Pertimbangkan Total Biaya Penggunaan

Material dengan harga pembelian lebih rendah belum tentu menjadi pilihan paling ekonomis dalam jangka panjang. Risiko korosi, kebutuhan pengecatan ulang, penggantian komponen, hingga downtime untuk maintenance perlu ikut diperhitungkan.

Karena itu, pendekatan total cost of ownership dapat digunakan ketika membandingkan beberapa alternatif material. Material dengan perlindungan lebih baik dapat memberikan masa penggunaan lebih panjang dan mengurangi kebutuhan perawatan pada kondisi tertentu.

Pilih Cable Support Sesuai Kondisi Proyek

Tidak ada satu material cable tray atau cable ladder yang menjadi pilihan terbaik untuk seluruh aplikasi. Mild steel dengan finishing galvanis dapat efektif untuk banyak kebutuhan umum, sedangkan stainless steel, aluminium, dan FRP menawarkan karakteristik berbeda untuk kondisi proyek yang lebih spesifik.

SCM Tech melalui lini SCM B-Tray menyediakan solusi cable support untuk berbagai kebutuhan industri. Anda dapat melihat pilihan cable tray dan cable ladder sebagai referensi dalam menentukan sistem manajemen kabel sesuai spesifikasi dan kebutuhan proyek.

WhatsApp kami: +62 851-7301-0559

FAQ

1. Apa material yang umum digunakan untuk cable tray dan cable ladder?

Material yang umum digunakan antara lain mild steel dengan finishing electro galvanized atau hot dip galvanized, stainless steel, aluminium, serta FRP atau GRP. Pemilihannya perlu disesuaikan dengan kondisi lingkungan, beban kabel, tingkat korosi, dan kebutuhan proyek.

2. Apa perbedaan electro galvanized dan hot dip galvanized?

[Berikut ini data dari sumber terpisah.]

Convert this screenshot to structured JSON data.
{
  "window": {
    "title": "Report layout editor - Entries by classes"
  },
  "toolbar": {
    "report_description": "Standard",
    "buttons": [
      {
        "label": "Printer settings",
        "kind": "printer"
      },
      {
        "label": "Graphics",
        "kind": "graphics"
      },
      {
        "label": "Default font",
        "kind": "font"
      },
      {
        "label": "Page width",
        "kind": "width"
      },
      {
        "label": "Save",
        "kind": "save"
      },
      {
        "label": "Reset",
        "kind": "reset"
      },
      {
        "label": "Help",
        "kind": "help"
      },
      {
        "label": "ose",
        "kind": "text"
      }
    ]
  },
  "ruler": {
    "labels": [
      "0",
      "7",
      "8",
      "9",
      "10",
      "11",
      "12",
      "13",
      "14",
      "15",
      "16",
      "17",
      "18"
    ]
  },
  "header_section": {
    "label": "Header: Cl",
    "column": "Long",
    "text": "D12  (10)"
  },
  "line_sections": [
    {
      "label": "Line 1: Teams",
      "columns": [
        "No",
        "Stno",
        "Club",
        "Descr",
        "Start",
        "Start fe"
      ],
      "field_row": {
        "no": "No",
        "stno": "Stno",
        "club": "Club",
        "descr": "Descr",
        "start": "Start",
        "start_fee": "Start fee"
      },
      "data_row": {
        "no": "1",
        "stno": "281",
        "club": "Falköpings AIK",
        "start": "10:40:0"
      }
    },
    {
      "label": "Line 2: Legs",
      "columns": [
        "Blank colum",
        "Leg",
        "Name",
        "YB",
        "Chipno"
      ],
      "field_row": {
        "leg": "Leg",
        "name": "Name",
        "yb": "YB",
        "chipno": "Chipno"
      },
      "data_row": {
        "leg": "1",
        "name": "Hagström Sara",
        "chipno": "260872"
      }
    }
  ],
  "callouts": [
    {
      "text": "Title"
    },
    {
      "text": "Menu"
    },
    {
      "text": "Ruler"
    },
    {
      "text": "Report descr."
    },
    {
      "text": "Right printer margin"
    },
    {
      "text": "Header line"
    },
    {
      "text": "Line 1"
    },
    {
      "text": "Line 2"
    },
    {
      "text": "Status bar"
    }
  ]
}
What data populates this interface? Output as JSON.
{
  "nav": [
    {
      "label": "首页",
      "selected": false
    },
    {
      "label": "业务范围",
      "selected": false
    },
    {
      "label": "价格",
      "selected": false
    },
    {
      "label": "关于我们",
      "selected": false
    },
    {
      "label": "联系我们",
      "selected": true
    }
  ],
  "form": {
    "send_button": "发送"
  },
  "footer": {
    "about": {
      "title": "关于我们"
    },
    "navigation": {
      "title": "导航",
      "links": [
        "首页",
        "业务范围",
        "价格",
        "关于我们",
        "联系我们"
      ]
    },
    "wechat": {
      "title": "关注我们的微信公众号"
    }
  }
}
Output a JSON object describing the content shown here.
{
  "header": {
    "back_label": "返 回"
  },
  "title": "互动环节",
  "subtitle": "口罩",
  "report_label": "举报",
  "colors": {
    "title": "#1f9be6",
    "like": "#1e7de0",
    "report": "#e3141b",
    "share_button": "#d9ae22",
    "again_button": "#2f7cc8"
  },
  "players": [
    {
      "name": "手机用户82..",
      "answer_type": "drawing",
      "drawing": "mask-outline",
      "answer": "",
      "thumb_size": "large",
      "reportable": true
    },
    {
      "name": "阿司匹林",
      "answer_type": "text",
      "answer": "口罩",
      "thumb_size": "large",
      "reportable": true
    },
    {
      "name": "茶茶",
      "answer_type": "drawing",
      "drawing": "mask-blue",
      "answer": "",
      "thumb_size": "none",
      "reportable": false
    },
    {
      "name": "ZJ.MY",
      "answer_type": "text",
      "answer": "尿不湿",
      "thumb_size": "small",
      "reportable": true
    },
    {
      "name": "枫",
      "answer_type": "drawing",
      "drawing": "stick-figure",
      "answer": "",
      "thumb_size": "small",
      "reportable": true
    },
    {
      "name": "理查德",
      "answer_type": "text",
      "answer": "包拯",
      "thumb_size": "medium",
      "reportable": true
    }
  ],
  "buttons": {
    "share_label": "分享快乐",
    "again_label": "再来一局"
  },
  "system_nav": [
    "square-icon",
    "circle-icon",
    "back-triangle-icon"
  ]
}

Electro galvanized memiliki lapisan zinc yang relatif lebih tipis dan umumnya digunakan untuk lingkungan indoor dengan tingkat korosi rendah. Sementara itu, hot dip galvanized memiliki lapisan perlindungan lebih tebal sehingga lebih sesuai untuk area outdoor dan lingkungan industri yang lebih berat.

3. Kapan sebaiknya menggunakan stainless steel cable tray?

Stainless steel cable tray dapat dipertimbangkan untuk lingkungan dengan kelembapan tinggi, paparan bahan kimia, industri makanan dan minuman, pengolahan air, maupun area yang membutuhkan ketahanan korosi lebih tinggi.

4. Apakah FRP cocok untuk lingkungan korosif?

Ya. FRP atau GRP banyak digunakan pada lingkungan dengan risiko korosi tinggi karena material ini tidak berbasis logam. Penggunaannya umum dipertimbangkan untuk industri kimia, wastewater treatment, area pantai, dan fasilitas offshore.

5. Bagaimana memilih material cable tray yang tepat?

Pertimbangkan lokasi pemasangan, tingkat korosi, temperatur, kelembapan, kapasitas beban, jarak support, umur penggunaan, serta kebutuhan maintenance. Pemilihan sebaiknya tidak hanya berdasarkan harga awal, tetapi juga total biaya penggunaan dalam jangka panjang.